UPDATED: Loss of Engine Power Could Be Cause of Plane Crash in Laytonsville (VIDEO)
UPDATED 10.12.16 The National Transportation Safety Board (NTSB) released an update on the plane crash that killed one person in Laytonsville.
According to initial information received from the Federal Aviation Administration (FAA), the pilot reported the airplane was experiencing engine problems shortly after takeoff.
The airplane departed for Davis Airport (W50) in Laytonsville and was destined for Montgomery County Airpark (GAI) in Gaithersburg.
Witnesses reported they saw the airplane flying towards the southeast direction before making a 180 degree turn towards W50. According to the NTSB report, witnesses stated the plane started flying erratically but gained control for a few seconds before losing control and falling out the sky sideways.
The wreckage was located two miles southeast of W50 in the middle of a corn field. The airplane had extensive thermal damage from a postcrash fire. Impact marks from the corn field revealed the left wing impacted the ground first before the plane cartwheeled and flipped over.
The propeller remained attached to the engine, according to the NTSB report. The engine was retained for further examination.
The pilot, 78-year-old William Hughes of Gaithersburg, held a commercial pilot certificate with ratings for airplane single-engine land.
His most recent FAA third-class medical certificate was issued on April 13, 2016. At that time, he reported a total flight experience of 1,183 hours
UPDATED 9.29.16 Montgomery County Police Department has identified 78-year-old William Hughes of Gaithersburg as the person killed in plane crash.

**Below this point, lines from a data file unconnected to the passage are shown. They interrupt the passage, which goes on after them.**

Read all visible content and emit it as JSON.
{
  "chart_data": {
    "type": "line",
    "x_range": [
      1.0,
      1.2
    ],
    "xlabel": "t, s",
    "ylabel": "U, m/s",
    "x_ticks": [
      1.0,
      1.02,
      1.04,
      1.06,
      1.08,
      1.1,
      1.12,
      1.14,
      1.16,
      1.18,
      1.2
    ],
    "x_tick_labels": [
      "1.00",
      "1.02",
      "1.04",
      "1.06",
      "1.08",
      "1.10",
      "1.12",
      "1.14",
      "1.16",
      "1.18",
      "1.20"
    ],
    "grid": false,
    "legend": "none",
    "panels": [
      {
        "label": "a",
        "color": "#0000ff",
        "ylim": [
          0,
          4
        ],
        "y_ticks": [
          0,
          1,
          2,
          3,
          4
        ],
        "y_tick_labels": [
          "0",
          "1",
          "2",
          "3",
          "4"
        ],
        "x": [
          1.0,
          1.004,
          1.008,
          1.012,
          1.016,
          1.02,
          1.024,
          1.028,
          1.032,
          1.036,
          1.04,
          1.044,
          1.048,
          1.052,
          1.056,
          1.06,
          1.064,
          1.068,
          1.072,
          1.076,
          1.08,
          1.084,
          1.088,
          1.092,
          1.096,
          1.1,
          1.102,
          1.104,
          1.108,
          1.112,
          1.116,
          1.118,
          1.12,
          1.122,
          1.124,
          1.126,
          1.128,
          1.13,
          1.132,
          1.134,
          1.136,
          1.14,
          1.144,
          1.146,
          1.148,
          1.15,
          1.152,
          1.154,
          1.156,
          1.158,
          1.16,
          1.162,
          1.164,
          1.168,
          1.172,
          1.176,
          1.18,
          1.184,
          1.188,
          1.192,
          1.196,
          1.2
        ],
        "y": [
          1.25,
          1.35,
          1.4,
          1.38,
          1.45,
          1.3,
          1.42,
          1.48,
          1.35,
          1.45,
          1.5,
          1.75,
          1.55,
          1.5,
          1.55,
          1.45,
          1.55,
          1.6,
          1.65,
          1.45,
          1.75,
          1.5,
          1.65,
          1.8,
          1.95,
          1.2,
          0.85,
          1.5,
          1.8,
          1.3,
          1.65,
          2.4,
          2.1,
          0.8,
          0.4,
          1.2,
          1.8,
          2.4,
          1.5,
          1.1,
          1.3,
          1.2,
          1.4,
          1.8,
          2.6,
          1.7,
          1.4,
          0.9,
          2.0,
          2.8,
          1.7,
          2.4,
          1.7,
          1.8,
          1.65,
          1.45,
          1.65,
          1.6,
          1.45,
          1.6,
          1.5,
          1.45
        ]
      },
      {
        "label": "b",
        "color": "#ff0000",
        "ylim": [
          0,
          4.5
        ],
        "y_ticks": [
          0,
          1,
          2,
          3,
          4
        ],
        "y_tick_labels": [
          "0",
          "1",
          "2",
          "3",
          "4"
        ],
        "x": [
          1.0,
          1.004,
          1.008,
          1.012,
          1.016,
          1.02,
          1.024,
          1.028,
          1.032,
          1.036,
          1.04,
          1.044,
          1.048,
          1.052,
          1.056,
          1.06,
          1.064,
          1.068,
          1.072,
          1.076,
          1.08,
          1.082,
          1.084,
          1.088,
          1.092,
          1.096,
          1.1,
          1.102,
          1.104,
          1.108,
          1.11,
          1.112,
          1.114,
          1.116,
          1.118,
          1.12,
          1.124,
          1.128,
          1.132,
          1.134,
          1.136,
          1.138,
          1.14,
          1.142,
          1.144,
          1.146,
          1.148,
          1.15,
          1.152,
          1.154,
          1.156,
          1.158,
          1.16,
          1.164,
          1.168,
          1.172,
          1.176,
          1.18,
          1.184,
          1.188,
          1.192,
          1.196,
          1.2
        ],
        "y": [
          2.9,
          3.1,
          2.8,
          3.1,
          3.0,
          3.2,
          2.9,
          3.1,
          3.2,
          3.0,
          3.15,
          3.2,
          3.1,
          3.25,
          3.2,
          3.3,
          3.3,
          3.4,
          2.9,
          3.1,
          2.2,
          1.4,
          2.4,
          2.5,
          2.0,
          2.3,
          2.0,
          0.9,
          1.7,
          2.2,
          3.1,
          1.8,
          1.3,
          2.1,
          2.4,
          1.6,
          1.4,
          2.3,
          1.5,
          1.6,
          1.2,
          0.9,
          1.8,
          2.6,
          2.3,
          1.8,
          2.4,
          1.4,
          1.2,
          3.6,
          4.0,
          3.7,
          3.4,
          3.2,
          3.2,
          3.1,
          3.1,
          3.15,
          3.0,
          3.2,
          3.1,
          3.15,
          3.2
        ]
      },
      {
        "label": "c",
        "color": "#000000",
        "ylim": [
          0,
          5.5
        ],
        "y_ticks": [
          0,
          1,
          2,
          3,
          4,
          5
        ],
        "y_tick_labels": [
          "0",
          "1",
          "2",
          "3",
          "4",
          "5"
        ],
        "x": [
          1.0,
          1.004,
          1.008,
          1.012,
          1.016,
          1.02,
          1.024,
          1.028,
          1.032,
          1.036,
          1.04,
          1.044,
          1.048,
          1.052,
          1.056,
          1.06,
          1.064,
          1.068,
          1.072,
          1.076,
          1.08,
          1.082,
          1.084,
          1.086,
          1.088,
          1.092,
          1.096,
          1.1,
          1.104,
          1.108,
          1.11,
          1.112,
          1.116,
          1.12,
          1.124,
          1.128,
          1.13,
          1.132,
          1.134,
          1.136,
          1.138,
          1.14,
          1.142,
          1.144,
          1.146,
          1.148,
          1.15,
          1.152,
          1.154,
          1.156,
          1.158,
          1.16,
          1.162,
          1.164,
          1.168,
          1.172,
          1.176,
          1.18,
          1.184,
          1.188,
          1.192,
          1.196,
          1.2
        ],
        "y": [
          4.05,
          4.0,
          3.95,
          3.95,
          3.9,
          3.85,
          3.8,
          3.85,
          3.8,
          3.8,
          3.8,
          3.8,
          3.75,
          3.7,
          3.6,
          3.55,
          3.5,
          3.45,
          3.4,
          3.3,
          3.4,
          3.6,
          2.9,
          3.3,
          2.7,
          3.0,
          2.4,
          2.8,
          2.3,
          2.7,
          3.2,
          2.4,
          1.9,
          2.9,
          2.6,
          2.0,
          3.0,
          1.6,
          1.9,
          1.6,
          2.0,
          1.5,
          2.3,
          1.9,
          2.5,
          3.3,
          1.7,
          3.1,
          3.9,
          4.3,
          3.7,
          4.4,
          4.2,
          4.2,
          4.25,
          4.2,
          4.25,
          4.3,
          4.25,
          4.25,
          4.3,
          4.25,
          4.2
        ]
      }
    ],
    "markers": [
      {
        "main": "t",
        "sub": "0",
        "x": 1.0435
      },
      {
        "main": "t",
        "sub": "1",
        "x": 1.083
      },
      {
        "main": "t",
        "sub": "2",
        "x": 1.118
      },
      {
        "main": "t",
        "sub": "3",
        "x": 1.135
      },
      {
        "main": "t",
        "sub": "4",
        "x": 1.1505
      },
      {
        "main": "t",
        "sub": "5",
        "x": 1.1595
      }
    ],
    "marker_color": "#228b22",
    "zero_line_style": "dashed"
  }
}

ORIGINAL POST 9.28.16 Investigators from the National Transportation Safety Board are back on the scene investigating a small plane crash that killed one person in a field off Laytonsville Road on Tuesday evening.

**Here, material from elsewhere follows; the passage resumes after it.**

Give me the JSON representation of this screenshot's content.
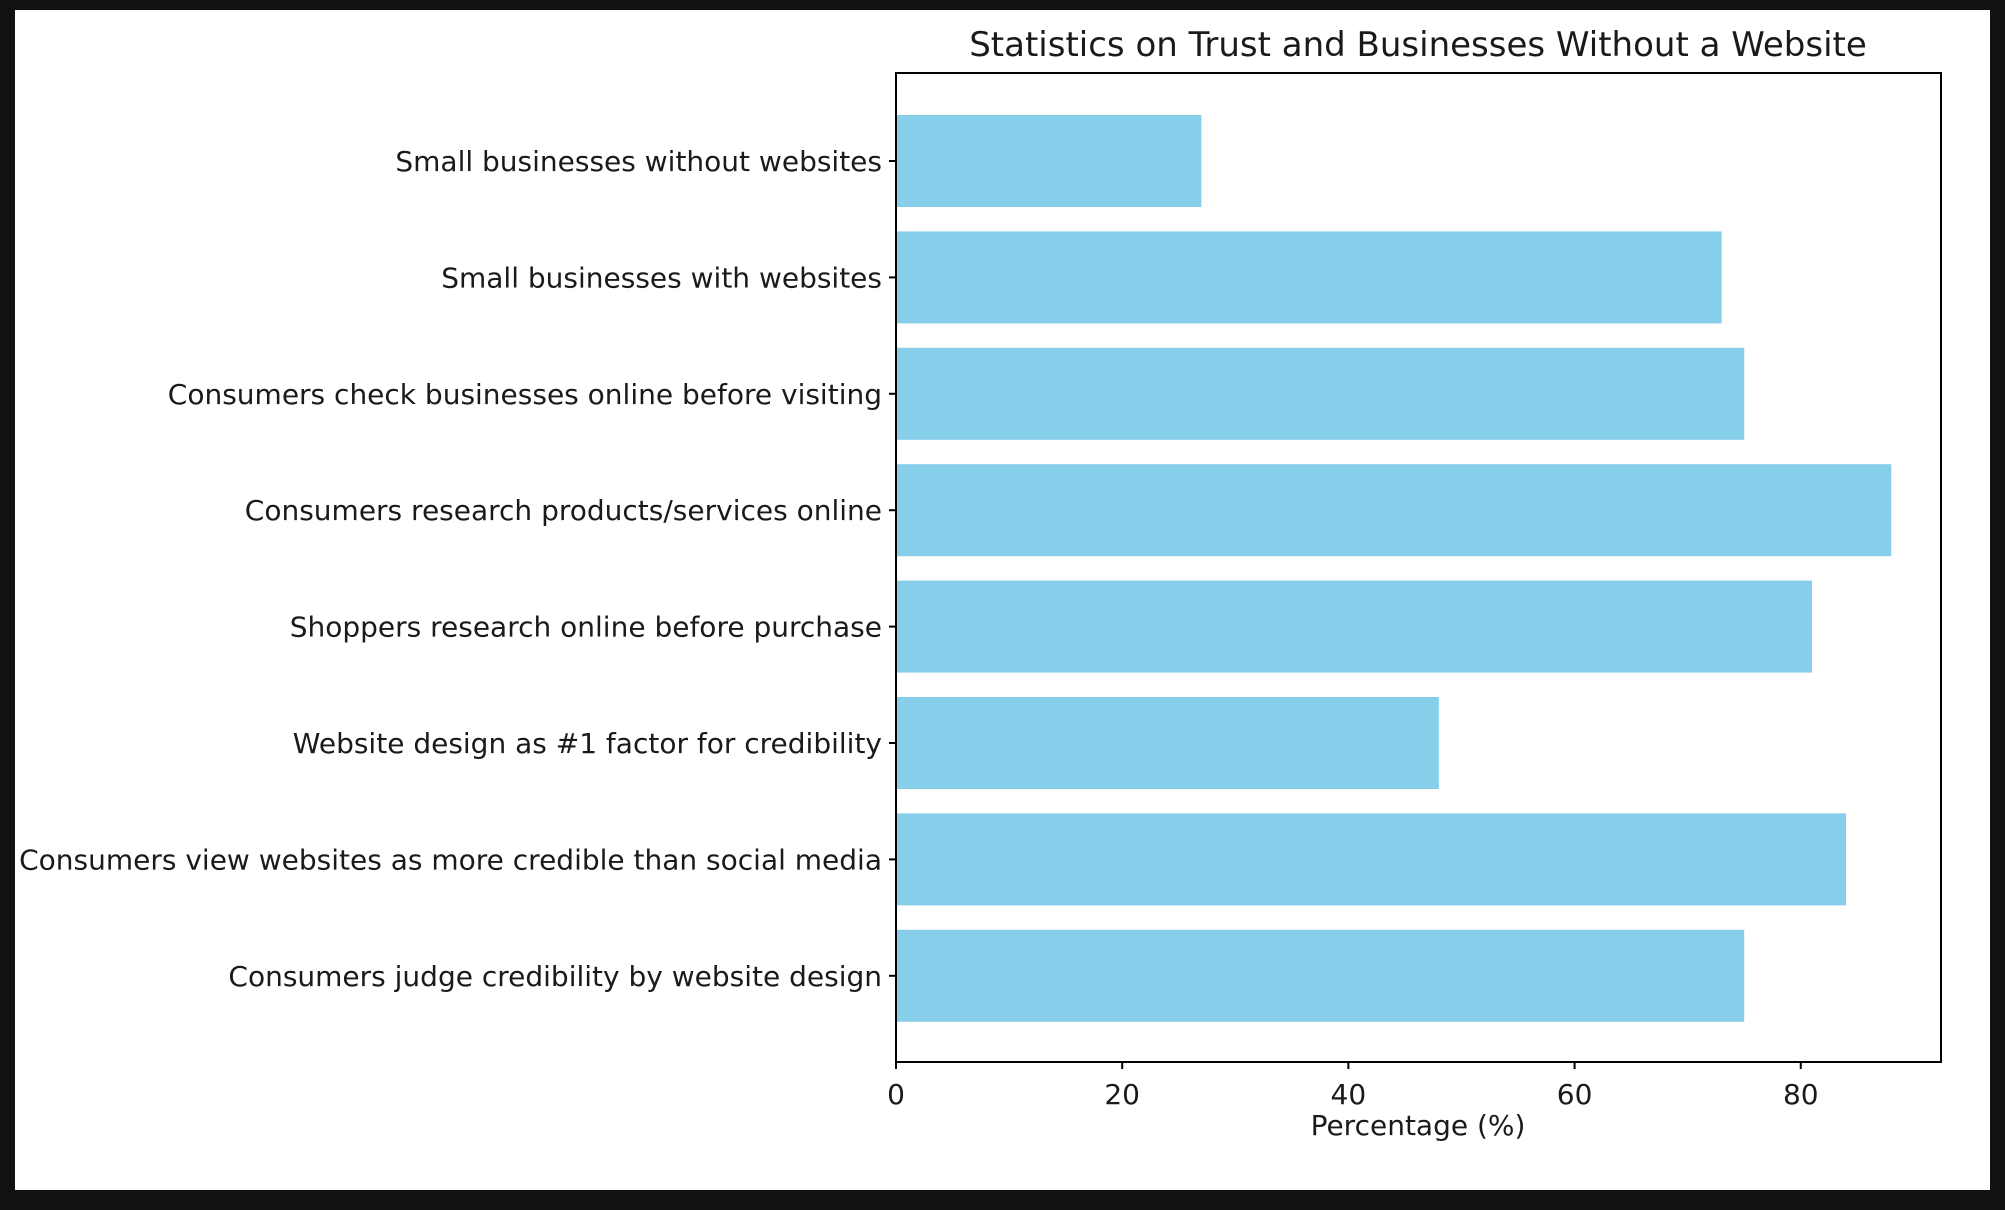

“A preliminary investigation suggests a loss of engine power could be the cause of a loss of engine power prior to the airplane departing flight,” said NTSB Senior Air Safety Investigator Brian Rayner.
The pilot was the only one on board and killed in the crash
The crash happened around 5 p.m. in a field near the 23900 block of Laytonsville Road, roughly three miles from Davis Airfield.

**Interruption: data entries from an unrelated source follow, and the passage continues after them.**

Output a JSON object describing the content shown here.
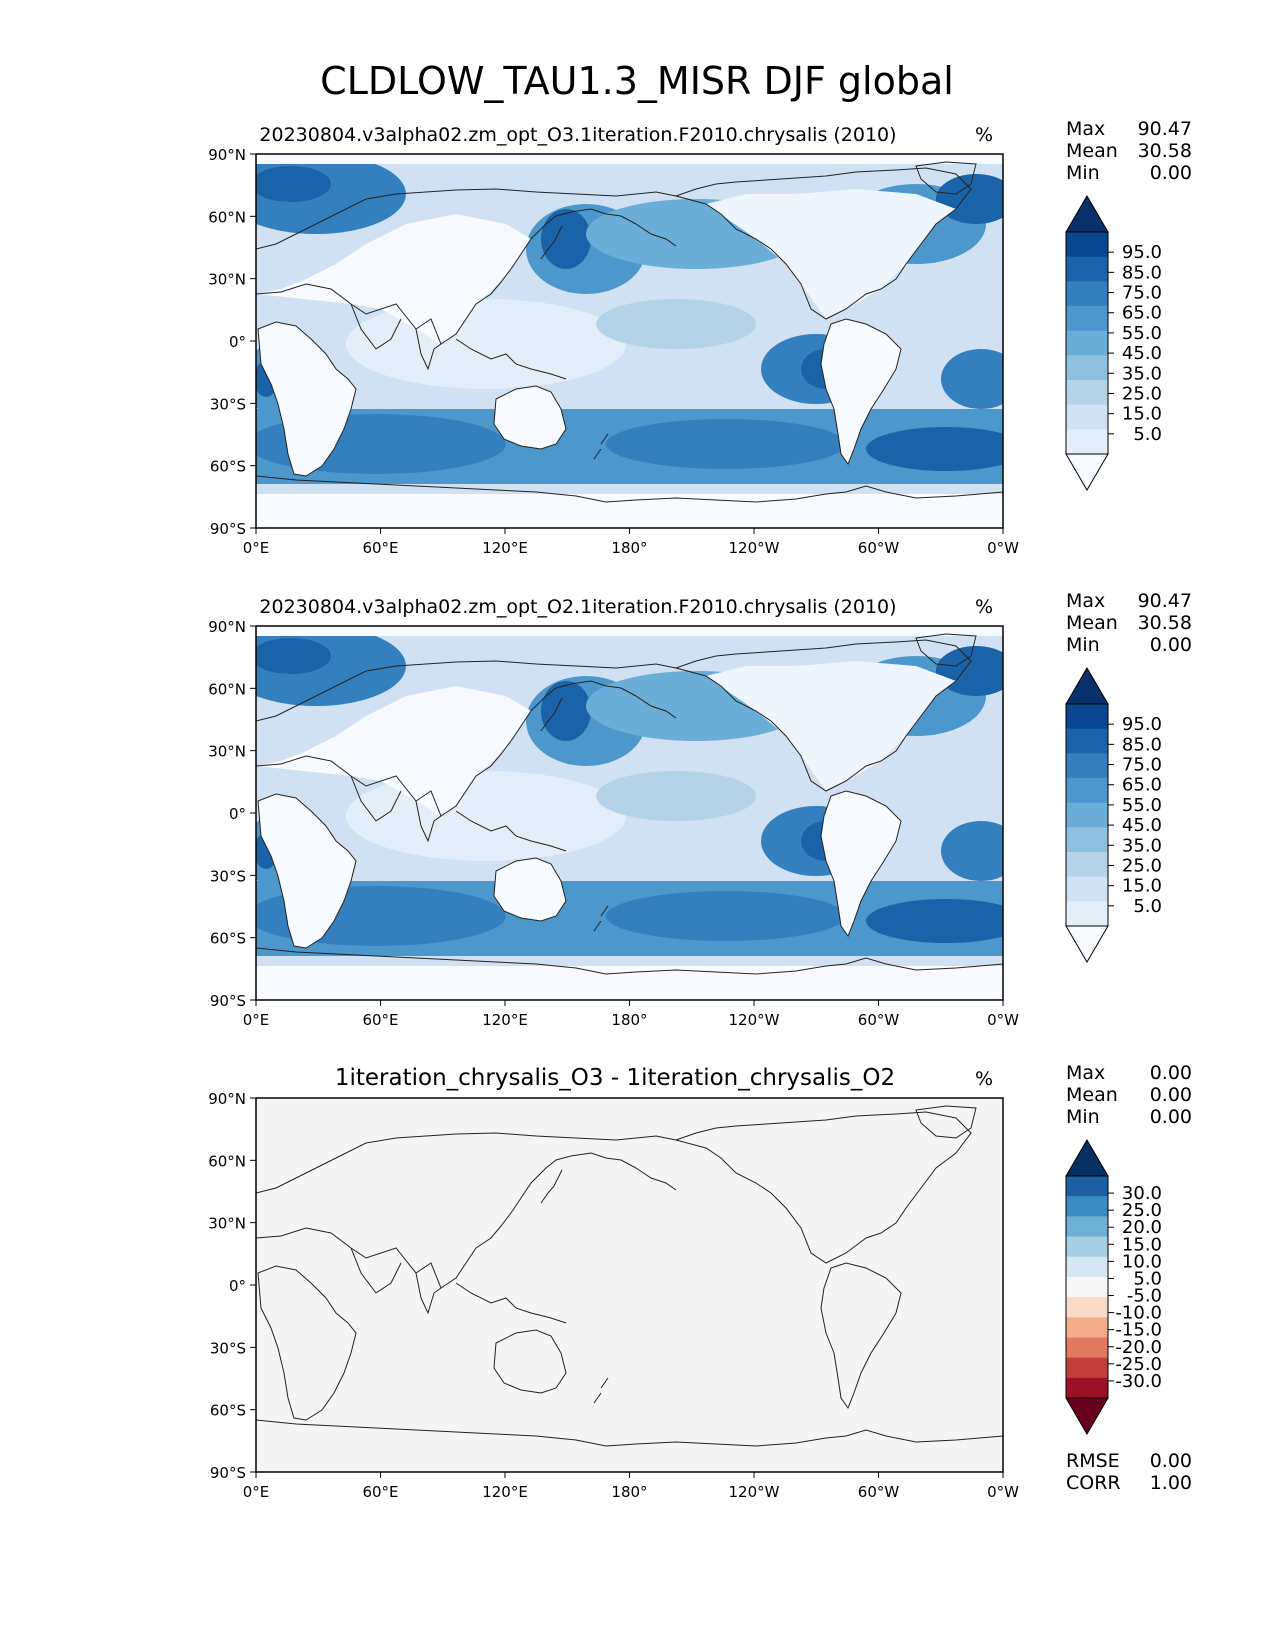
{
  "title": "CLDLOW_TAU1.3_MISR DJF global",
  "units": "%",
  "lat_ticks": [
    "90°N",
    "60°N",
    "30°N",
    "0°",
    "30°S",
    "60°S",
    "90°S"
  ],
  "lon_ticks": [
    "0°E",
    "60°E",
    "120°E",
    "180°",
    "120°W",
    "60°W",
    "0°W"
  ],
  "stat_labels": {
    "max": "Max",
    "mean": "Mean",
    "min": "Min",
    "rmse": "RMSE",
    "corr": "CORR"
  },
  "panels": [
    {
      "subtitle": "20230804.v3alpha02.zm_opt_O3.1iteration.F2010.chrysalis (2010)",
      "stats": {
        "max": "90.47",
        "mean": "30.58",
        "min": "0.00"
      },
      "colorbar": {
        "labels": [
          "95.0",
          "85.0",
          "75.0",
          "65.0",
          "55.0",
          "45.0",
          "35.0",
          "25.0",
          "15.0",
          "5.0"
        ],
        "colors": [
          "#08306b",
          "#08468f",
          "#1b63a8",
          "#3480bf",
          "#4c97cc",
          "#6aadd6",
          "#8fc1de",
          "#b4d3e9",
          "#cfe1f2",
          "#e3eef9",
          "#f7fbff"
        ]
      }
    },
    {
      "subtitle": "20230804.v3alpha02.zm_opt_O2.1iteration.F2010.chrysalis (2010)",
      "stats": {
        "max": "90.47",
        "mean": "30.58",
        "min": "0.00"
      },
      "colorbar": {
        "labels": [
          "95.0",
          "85.0",
          "75.0",
          "65.0",
          "55.0",
          "45.0",
          "35.0",
          "25.0",
          "15.0",
          "5.0"
        ],
        "colors": [
          "#08306b",
          "#08468f",
          "#1b63a8",
          "#3480bf",
          "#4c97cc",
          "#6aadd6",
          "#8fc1de",
          "#b4d3e9",
          "#cfe1f2",
          "#e3eef9",
          "#f7fbff"
        ]
      }
    },
    {
      "subtitle": "1iteration_chrysalis_O3 - 1iteration_chrysalis_O2",
      "stats": {
        "max": "0.00",
        "mean": "0.00",
        "min": "0.00"
      },
      "extra_stats": {
        "rmse": "0.00",
        "corr": "1.00"
      },
      "colorbar": {
        "labels": [
          "30.0",
          "25.0",
          "20.0",
          "15.0",
          "10.0",
          "5.0",
          "-5.0",
          "-10.0",
          "-15.0",
          "-20.0",
          "-25.0",
          "-30.0"
        ],
        "colors": [
          "#053061",
          "#1d5fa2",
          "#3a8bc2",
          "#6eaed2",
          "#a7cfe4",
          "#d5e7f1",
          "#f7f7f7",
          "#fbdbc8",
          "#f4ad8c",
          "#e17860",
          "#c13e3d",
          "#9c1127",
          "#67001f"
        ]
      }
    }
  ]
}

Rayner says witnesses described the plane as having normal engine sounds as it took off and climbed.
NTSB officials believe the airplane’s altitude above ground was roughly 500-1000 feet off the ground before it crashed.
The airplane was operated by a flying club near Montgomery County Airpark and was at Davis Airfield for routine scheduled maintenance work.
“Right now we have three or four investigators on scene. We also have a senior safety investigator providing us with aerial photography of the sight with a drone,” said Rayner.
Investigators say their next step is to examine the pilot’s medical health during the time of the crash, gather more information regarding the airplane’s maintenance and determine other outside factors such as the weather and environment.
Rayner says the pilot had at least 1,100 hours of flight experience, according to log records.
Authorities have not released the name of the person killed at this time.